Sarasota's ACLU chapter: Homeless are treated like "second-class citizens"

SARASOTA - It's a fight for constitutional rights.

The Sarasota/Manatee/DeSoto chapter of the American Civil Liberties Union of Florida held a press conference Tuesday morning to in their words, "release the latest disturbing findings on police treatment of the homeless in Sarasota."

At the press conference, the ACLU addressed not only what they are calling the unfair treatment of the homeless in the area, but also ways they say the community can step up and help stop the problem.
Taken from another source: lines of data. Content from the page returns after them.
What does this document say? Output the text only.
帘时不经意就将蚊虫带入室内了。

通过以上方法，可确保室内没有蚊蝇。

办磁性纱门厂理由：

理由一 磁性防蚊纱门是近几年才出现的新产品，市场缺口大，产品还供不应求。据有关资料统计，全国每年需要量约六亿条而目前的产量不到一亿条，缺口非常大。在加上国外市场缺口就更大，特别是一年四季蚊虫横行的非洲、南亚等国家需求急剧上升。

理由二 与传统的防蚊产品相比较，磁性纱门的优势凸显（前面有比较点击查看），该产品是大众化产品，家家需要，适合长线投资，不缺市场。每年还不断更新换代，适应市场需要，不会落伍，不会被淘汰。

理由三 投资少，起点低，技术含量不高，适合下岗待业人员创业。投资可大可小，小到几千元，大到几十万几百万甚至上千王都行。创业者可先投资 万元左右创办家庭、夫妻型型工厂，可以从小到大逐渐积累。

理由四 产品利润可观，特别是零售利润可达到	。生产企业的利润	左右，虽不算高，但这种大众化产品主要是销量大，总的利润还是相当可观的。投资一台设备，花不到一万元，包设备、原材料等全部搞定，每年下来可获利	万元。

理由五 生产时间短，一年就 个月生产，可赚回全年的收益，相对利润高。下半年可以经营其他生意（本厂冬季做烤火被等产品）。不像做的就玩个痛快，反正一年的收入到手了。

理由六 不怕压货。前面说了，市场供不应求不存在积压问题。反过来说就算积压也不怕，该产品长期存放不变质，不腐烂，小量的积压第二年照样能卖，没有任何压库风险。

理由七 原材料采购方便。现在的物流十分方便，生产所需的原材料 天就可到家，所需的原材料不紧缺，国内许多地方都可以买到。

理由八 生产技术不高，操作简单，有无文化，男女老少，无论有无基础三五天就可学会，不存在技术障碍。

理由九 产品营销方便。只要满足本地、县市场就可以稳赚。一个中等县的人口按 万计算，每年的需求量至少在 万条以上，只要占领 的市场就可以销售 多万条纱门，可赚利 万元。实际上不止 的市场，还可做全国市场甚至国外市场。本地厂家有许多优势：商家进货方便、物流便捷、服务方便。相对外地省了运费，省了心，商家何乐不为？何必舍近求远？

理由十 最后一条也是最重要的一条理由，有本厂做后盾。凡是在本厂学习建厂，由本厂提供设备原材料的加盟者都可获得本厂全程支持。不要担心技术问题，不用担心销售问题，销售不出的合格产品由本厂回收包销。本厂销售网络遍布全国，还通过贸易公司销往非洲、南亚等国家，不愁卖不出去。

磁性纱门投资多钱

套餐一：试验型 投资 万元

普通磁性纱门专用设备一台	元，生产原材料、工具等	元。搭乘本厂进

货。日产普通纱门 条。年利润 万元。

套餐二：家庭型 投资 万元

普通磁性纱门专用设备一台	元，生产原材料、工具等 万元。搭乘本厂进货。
Sarasota/Manatee/DeSoto chapter President, Pete Tannen says this battle between the homeless and the city police has been going on for the past seven or eight years and its his job to see that the issue is resolved.  He said the November 11 arrest of Darren Kersey is a great example.  Kersey is a homeless man who was arrested and charged for stealing, not merchandise, but instead, electricity from a public shelter in Gillespie Park.  

An arrest that Andrea Mogensen, attorney with the ACLU, says is unacceptable.

 "They're basically trying to communicate to homeless people in our community that they are not allowed to avail themselves to services in this community," said Mogensen

"That's something we object to at the ACLU."

But the city seems to have a different view on the problem.  City Manager Thomas Barwin said according to new figures, just out Tuesday, since 2004, there have been 25,600 instances of documented police contact with the homeless in the area, of those, only fourteen resulted in arrest.  He says as a matter of fact, those same numbers show 1,416 homeless people were referred to various services in the area by Sarasota Police.

He says this talk of the unfair treatment of the homeless in Sarasota is just not accurate.

"This community has served 30,000 meals last year to the homeless," said City Manager Barwin.

"The salvation army rarely refuses anyone shelter, its a $8 million operation. 

"I think its false and inaccurate and a misrepresentation of reality."

The ACLU made it clear at Tuesday's press conference that they just want equal treatment for everyone in the area. 

Whether they be homeless or not and they intend to continue to fight for constitutional rights for those they feel are being mistreated.